Символическим казался тот факт, что иркутский Комитет помощи амнистированным устроил свою штаб-квартиру в помещении, которое занимало до 3 марта Иркутское губернское жандармское управление. И там, где прежде притаилась охранка и плела сети, чтобы вылавливать своих жертв, с утра до вечера толпились приезжие политические борцы, полные светлых надежд и жаждавшие как можно скорее принять участие в строительстве новой России.
И их там встречали с таким радушием, по отношению к ним проявляли такую сердечную, товарищескую заботливость, что они уносили о товарищах, работавших в комитете, и об его председательнице самое теплое и трогательное воспоминание.
Город Иркутск переживал опьяняющую весну революции. Но как приобщить к этому светлому празднику деревню? – спрашивали мы себя. Ту самую, русскую деревню, которая принесла столько тяжелых жертв на алтарь освободительной борьбы.
И губернский комитет партии социалистов-революционеров решил созвать крестьянский съезд из делегатов из сельского населения всей Иркутской губернии. Была намечена обширная программа работ съезда, программа, которая имела своей целью вовлечь и крестьянство в то могучее революционное движение, которым была уже охвачена вся Европейская Россия.
Если я не ошибаюсь, этот съезд состоялся в конце марта. Приветствовали его делегаты от всех партий, но доминирующую роль на нем играли социалисты-революционеры, и им удалось создать среди крестьянских делегатов подлинное революционное настроение.
Особенно выдвинулся на этом съезде бывший политический ссыльный, социалист-революционер П.Д. Яковлев. Он оказался не только превосходным оратором, но и редким знатоком крестьянской души. Его ясная, необычайно простая и в то же время образная речь сразу покорили сердца делегатов, и они его слушали с нескрываемым волнением. И хотя Яковлев был интеллигентом – народным учителем, – крестьяне уже на другой день съезда смотрели на него как на своего естественного лидера и на лучшего защитника их интересов.

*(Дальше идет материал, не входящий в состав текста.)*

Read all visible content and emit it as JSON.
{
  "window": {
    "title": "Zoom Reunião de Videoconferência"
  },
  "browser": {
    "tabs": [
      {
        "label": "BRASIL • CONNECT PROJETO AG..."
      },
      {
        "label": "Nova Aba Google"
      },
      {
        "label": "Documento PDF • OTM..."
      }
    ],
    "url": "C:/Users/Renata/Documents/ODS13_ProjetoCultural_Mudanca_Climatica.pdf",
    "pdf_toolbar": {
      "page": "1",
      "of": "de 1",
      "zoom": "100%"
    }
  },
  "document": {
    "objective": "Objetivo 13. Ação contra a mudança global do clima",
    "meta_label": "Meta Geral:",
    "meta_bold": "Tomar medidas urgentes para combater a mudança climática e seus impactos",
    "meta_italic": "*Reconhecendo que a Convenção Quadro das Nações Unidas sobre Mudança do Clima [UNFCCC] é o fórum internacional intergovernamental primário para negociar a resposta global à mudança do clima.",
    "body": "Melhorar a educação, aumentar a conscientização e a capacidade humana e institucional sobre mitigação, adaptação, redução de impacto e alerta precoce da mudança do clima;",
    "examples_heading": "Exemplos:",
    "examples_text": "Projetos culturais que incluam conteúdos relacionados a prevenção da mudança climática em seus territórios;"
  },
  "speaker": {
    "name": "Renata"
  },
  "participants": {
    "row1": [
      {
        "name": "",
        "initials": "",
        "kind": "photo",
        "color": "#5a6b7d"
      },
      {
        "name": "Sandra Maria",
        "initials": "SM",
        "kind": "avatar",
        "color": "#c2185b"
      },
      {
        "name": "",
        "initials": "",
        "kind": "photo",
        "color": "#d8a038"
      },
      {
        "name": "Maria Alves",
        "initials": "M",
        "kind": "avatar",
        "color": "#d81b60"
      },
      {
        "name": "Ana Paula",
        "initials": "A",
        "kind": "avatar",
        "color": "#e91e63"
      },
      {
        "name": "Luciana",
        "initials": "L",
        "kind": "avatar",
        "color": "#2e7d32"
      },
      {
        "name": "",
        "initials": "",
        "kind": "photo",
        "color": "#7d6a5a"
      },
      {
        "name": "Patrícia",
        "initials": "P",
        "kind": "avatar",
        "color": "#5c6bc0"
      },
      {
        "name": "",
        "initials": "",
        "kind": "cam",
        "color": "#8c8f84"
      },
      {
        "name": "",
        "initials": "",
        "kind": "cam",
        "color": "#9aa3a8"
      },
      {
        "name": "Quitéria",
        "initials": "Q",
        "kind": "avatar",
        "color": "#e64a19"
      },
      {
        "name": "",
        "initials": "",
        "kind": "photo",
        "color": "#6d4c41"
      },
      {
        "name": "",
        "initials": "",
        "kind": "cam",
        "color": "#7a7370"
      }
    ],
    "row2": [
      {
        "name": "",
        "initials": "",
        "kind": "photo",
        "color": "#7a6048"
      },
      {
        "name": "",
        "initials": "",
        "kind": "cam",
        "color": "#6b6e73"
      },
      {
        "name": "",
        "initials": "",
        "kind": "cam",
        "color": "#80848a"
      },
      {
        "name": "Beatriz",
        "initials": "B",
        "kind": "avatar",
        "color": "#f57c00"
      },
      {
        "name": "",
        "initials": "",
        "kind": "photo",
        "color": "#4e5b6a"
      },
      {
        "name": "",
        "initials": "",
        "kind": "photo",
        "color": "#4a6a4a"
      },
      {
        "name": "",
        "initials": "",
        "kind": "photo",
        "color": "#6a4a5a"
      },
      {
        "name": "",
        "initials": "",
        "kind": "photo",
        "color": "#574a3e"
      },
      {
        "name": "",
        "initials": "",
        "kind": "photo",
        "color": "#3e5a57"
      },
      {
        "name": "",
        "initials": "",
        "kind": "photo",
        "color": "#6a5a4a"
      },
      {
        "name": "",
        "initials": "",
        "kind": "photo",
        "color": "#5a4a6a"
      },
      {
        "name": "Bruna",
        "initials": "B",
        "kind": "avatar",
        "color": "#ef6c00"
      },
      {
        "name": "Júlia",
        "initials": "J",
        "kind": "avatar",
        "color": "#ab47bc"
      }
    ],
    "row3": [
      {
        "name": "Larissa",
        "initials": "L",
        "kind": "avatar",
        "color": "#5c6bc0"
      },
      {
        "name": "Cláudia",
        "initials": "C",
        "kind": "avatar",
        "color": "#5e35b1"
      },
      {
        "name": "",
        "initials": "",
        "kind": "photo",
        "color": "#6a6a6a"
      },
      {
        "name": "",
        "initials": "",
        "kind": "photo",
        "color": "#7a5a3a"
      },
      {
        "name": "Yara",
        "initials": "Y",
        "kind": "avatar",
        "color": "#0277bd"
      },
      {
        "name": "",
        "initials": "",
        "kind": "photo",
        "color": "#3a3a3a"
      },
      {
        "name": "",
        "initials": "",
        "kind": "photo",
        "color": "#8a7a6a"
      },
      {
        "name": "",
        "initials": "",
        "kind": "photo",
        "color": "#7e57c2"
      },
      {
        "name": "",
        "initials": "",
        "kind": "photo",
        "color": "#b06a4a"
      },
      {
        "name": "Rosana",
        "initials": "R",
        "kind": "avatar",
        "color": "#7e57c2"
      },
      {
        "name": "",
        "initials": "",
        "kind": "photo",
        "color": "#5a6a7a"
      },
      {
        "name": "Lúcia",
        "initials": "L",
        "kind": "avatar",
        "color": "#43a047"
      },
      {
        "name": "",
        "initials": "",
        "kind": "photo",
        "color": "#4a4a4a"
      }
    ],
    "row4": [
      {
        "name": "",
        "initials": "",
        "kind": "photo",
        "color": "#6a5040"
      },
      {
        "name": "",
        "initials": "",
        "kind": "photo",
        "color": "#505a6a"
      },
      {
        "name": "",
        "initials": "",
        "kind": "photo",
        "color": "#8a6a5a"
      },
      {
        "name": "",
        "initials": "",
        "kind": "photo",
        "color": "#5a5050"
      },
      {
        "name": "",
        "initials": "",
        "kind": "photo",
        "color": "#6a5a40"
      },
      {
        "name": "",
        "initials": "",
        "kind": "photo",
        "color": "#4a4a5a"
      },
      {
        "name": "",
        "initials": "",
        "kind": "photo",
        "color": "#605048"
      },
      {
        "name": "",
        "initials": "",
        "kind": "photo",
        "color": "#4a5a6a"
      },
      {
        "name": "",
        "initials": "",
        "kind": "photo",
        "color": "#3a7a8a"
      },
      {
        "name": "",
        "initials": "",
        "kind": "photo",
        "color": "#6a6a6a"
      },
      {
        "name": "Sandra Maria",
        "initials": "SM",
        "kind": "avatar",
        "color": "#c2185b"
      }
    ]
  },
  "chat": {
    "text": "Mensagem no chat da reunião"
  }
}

Я не помню точно, в апреле или в мае в Иркутске был образован Земельный комитет, на который по плану, выработанному Центральным земельным комитетом в Петрограде, было возложено подготовить необходимые материалы для проведения в Сибири коренной земельной реформы. Но я хорошо запомнил, что председателем этого комитета был назначен П.Д. Яковлев, как человек, который пользовался неограниченным доверием крестьян, причем мне, как лицу, хорошо знакомому с земельными отношениями и хозяйственным положением Восточной Сибири, было предложено занять место товарища председателя Иркутского земельного комитета. На что я охотно дал свое согласие, так как чувствовал, что с Яковлевым будет легко работать. А работа предстояла серьезная и весьма ответственная.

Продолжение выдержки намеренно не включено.